Amy Balkin: Finding a strategy to make a public handover; the project still seeks an appropriate mechanism. But there’s not legal space for that. And so that’s the state of the project: the land is still sitting there. The land was cheap because it was in the middle of a wind farm. But now the wind farm is being built out. And it’s also in the middle of the right-of-way for the California High Speed Rail. So there may be potentially a strategy for a public handover through those complications. But that begs the further question of boarderization, migration and how you have a public commons within the confines of a State.
Art Center: How did that experience inform what you’re doing now?
Amy Balkin: After I began working on This is the Public Domain, Bradley Angel, a leader in the environmental health and justice movement, came to speak in a class I was taking at Stanford and I heard about the environmental justice activism he’d been doing in communities around California, especially around the siting of toxic hazards like waste incinerators, in poor, non-white communities. I wanted to support what he was doing. So I proposed collaboration for an environmental justice audio tour of the I-5 freeway between San Francisco and Los Angeles, bringing together Bradley Angel’s organization Greenaction, members of impacted communities who fought these toxic sites, artist Kim Stringfellow, and urbanist- audio producer Tim Halbur. The project used the I-5 and it’s infrastructure as an armature to site the stories set along it.

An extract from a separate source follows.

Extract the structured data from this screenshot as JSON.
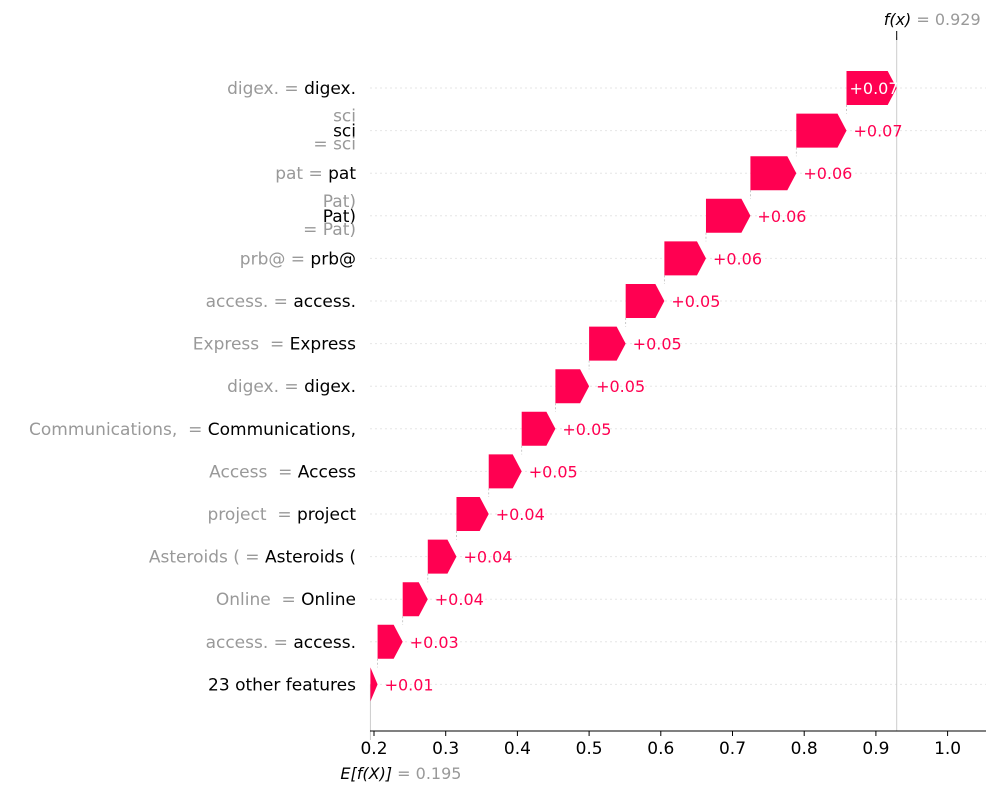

After that two-year project, I began Public Smog, an ongoing effort to open an atmospheric ‘clean air’ park, in the context of climate change and the beginnings of emissions trading markets, which I understood as a new commodification of the atmosphere. The park has opened three times in the past, each time through the completion of a tactic to intervene in the atmosphere. The first action happened in 2004. With the help of an emissions trader, I purchased the ‘right’ to emit 24 pounds of ozone-influencing gases in the South Coast Air Quality Management District, and withheld them from use. That purchase and withholding created a very small clean space over Los Angeles, where the park was open for two weeks until those credits expired. I opened Public Smog again over the European Union from 2006- 2007. That came about through getting permitted to do emissions trading in the European Union and then making emissions trades on regulated European markets for the ‘right’ to emit carbon dioxide.
Since then, I’ve been working on an effort to have Earth’s Atmosphere inscribed on the UNESCO World Heritage List, which I began in 2006 but developed further with support for the exhibition dOCUMENTA. As dOCUMENTA takes place in Germany, the first step was to see if Germany would act as a State Party to lead a nomination process, which is required. When there was a reply of ‘no’ in 2010, there was a decision to open it up to all UNESCO States Parties. Working with dOCUMENTA, a letter was sent to all UNESCO states that a State Party was sought to lead a coalition effort to list Earth’s Atmosphere, as the atmosphere is not a property (as defined by UNESCO0 within a national boundary. There were very few replies to repeated invitations. One of those responses came from the Kingdom of Tonga. And there was the desire but not the administrative budget or political capacity. It was exciting and provocative that there was interest. After that, the audience was asked to directly and individually petition their nations from within the exhibition through a postcard petition. 100,000 people participated, but Germany, which received the bulk of the postcards, again declined, and no State Party came forward elsewhere. So right now the park is closed. But it will open again. At the right moment, which should be now. Permanently.
As the climate changes unevenly and with dire impacts, people are responding in timely ways that have a sense of the stakes. What kind of relationship does cultural production have to these stakes? It’s a question that will continue to influence my thinking and shape of how I’m working.